Why March Was Not a Straight Line Down
March was not homogeneous, and the S-Score reflected that nuance. In the first week of the conflict, Brazilian equities held up better than most emerging market peers, and the S-Score, while declining, did not collapse outright. The reason is structural: Brazil sits in an ambiguous position within a commodity shock. Petrobras carries significant weight in the EWZ, and the surge in crude oil prices (WTI jumped 33% in a single week, reaching US$ 94.65 per barrel by March 9) was a genuine tailwind for the energy-heavy index. Brazil is also a major exporter of agricultural commodities.
However, as the month progressed, the market began pricing in secondary risks. Brazil imports nearly all its fertilizer, with roughly half of supply transiting the Strait of Hormuz, representing a meaningful risk to its agribusiness sector. As those concerns compounded, the S-Score moved progressively lower, ending March in negative territory.
The comparison with other ETFs sharpens the picture. While the EWZ declined just 0.9% in March, the iShares MSCI Emerging Markets ETF (EEM) fell 9.2% over the same period. The South Korean equivalent EWY dropped nearly 19%, weighed down by its near-50% concentration in technology and semiconductor names. Brazil's heavier allocation to energy and materials acted as a natural buffer.
The Recovery: Flows Confirm the Sentiment Turn
With the gradual easing of geopolitical tensions and growing expectations for a US-Iran ceasefire, global markets staged a strong recovery in the second week of April. In the week ending April 10, investors allocated over US$ 1.1 billion into US-listed emerging market ETFs, breaking a four-week outflow streak that had totaled more than US$ 5.6 billion. The MSCI Emerging Markets Index rose 7.4% that week, its strongest weekly performance since June 2020.

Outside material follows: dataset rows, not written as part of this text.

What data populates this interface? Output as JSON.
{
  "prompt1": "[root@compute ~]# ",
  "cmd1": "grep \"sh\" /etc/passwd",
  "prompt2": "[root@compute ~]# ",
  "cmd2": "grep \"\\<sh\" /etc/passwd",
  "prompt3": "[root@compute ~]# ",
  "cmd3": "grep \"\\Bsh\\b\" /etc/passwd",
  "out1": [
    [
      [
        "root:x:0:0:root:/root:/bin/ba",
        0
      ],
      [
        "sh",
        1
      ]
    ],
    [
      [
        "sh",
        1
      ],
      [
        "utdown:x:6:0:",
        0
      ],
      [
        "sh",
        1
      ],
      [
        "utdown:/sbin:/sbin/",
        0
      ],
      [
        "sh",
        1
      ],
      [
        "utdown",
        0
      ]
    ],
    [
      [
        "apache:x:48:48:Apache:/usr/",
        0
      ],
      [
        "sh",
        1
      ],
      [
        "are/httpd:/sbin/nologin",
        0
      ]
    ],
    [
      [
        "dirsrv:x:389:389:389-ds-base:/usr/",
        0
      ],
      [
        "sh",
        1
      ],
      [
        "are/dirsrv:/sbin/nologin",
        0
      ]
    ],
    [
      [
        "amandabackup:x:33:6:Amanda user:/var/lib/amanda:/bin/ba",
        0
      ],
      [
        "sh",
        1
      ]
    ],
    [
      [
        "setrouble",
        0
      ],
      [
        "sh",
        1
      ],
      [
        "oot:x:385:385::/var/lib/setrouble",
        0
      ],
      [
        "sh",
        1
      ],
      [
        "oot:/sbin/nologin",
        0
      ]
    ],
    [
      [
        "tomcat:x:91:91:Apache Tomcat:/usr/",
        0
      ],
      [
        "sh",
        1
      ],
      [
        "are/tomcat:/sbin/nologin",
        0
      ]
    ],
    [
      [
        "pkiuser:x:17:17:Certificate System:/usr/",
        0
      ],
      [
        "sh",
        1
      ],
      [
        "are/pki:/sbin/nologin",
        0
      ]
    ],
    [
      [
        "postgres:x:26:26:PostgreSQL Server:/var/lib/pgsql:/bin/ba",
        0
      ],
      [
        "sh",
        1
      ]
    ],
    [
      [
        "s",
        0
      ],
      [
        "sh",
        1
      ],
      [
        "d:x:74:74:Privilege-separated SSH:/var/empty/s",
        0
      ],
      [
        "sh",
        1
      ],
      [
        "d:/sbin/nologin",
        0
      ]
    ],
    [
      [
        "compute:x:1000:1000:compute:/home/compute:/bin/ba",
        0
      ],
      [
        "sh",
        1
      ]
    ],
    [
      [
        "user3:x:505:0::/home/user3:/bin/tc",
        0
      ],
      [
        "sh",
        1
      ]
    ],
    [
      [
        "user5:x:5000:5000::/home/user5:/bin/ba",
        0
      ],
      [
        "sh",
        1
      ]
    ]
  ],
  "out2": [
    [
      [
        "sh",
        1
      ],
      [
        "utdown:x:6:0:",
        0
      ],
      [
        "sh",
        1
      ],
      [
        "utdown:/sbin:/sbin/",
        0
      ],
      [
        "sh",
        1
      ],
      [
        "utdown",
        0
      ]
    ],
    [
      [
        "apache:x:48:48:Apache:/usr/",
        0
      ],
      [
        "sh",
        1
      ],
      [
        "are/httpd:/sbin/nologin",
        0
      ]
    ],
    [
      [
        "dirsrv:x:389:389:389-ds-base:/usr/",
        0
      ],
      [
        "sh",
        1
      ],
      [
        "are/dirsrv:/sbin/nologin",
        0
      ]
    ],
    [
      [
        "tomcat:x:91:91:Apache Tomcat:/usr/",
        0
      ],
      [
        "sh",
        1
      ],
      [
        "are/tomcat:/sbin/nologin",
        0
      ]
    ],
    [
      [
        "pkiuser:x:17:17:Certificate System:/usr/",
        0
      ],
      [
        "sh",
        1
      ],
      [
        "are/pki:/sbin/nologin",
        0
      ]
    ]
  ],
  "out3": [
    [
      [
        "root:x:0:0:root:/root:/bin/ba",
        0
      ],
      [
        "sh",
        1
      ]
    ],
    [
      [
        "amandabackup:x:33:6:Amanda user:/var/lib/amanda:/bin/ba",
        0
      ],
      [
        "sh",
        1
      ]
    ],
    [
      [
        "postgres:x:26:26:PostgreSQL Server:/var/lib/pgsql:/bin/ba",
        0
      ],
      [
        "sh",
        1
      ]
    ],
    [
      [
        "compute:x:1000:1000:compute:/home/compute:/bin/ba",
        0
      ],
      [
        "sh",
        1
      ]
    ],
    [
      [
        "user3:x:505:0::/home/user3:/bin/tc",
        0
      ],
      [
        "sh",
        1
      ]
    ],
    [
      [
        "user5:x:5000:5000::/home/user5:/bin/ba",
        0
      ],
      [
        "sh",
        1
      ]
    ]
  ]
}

Brazil led all emerging markets in flows. The EWZ received US$ 632.9 million in net inflows for the week. On Friday April 10 alone, the fund attracted US$ 241 million, the largest single-day inflow since 2019. On Monday April 14, that record was broken again with US$ 337 million in a single session, the highest daily inflow since May 2017.
The Ibovespa has now set 17 consecutive all-time highs in 2026, briefly touching 199,000 points intraday, with the Brazilian real strengthening below R$ 5.00 per dollar for the first time in two years. Year-to-date foreign flows into Brazilian equities have exceeded R$ 60 billion as of early April.
According to data compiled by Bridgewise, the EWZ's YTD return of over 28% ranks as the second-best performance across a broad sample of developed and emerging market ETFs tracked globally, trailing only the EWY, which has surged approximately 45% YTD in a sharp technical recovery following its steep March selloff.
The Takeaway for Sentiment-Driven Investors
The EWZ narrative over the past six months is a textbook case for why sentiment analytics deserves a seat alongside traditional fundamental and technical analysis. The S-Score's positive inflection in early December 2025 preceded the surge by weeks. Its gradual deterioration through March signaled a shift in market tone before flows reversed. And the broader macro thesis, a commodity-rich economy with falling interest rates, insulated Brazil's equity market from the worst of the geopolitical shock.
For investors and analysts looking to get ahead of macro-driven ETF moves, especially in resource-intensive emerging markets, the S-Score continues to demonstrate its value as a leading indicator. Brazil's positioning as a beneficiary of both the global resources revolution and the regional rate-cutting cycle makes it a compelling test case for sentiment-driven frameworks going forward.